Dr Parker’s poster explained why Mussels are a favourite with Diamond’s scientists. Creatures from the natural world, such as mussels, produce some of the most complex materials that rival the most advanced engineering materials made by man.
“Understanding the design, synthesis and transformation of mussel shell can help us to come up with new biomedical framework materials (for instance to encourage bone regeneration) as well as stronger composites for other engineering and domestic applications.”
Dr Julia Parker
Finally Dr Pizzey shone a light on new solar cell materials. The next generation of environmentally friendly solar cells are based on novel blends of semiconducting polymers which are able to transform sunlight into power. Dr Pizzey and her colleagues are developing a new technique for understanding how such materials can be optimised to develop low cost, energy efficient devices. She hopes that these materials will make significant advances toward using the sun’s energy as a real alternative to existing oil or coal based power sources.

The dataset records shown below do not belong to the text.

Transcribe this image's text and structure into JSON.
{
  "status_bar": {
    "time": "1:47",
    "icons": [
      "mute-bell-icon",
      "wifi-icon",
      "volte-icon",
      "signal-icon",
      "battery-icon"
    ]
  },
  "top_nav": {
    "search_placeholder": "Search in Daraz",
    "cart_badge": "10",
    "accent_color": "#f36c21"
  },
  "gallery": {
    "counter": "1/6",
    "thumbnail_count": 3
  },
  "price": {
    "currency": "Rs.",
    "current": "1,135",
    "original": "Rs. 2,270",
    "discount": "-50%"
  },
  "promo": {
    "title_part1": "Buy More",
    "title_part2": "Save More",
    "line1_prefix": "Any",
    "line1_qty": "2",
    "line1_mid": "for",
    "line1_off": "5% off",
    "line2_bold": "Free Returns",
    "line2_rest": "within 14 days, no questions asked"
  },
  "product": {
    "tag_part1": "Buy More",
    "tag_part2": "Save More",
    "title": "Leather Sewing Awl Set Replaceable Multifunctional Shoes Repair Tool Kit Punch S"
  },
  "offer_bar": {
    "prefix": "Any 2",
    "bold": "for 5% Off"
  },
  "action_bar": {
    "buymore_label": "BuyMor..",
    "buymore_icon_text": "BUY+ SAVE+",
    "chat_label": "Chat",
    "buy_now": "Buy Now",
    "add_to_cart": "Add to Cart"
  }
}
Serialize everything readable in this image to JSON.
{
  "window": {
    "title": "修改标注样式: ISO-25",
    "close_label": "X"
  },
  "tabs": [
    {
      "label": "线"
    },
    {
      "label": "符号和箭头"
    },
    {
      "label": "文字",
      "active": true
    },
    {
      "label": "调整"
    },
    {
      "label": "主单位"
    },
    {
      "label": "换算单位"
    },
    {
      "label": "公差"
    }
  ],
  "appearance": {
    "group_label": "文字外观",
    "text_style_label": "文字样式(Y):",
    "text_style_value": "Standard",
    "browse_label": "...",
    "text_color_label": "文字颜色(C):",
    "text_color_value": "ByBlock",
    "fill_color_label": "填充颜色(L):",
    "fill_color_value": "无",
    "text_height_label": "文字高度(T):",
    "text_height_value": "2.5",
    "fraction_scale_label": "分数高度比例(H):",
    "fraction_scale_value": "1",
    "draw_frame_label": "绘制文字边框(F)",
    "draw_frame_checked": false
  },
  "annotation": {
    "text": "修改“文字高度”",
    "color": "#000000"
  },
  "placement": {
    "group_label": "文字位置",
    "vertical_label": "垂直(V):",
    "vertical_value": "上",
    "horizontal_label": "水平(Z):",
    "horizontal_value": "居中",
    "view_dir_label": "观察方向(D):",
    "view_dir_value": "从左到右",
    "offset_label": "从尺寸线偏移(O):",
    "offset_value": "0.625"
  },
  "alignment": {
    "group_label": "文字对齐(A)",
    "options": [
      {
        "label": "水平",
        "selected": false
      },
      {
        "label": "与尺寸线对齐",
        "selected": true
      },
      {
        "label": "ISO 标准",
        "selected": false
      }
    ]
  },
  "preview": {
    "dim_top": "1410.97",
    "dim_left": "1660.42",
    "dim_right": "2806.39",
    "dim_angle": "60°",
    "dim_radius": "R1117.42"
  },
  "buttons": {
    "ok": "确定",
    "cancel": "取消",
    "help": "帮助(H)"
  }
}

Gerd Materlik, Chief Executive of Diamond congratulated Drs Hiller, Parker and Pizzey.
“These innovative and inventive young scientists are highly committed to spreading the scientific word. We are very proud that they are science ambassadors and speakers for both Diamond and UK Science appearing regularly at both local and global events.” Dr Hiller added, “We all see engaging with the public as well as our peers as an integral part of our work. It gives you a different perspective and it is part of our responsibility as practicing scientists to give back to society”.
Gerd Materlik, CEO
Diamond Light Source is the UK's national synchrotron science facility, located at the Harwell Science and Innovation Campus in Oxfordshire.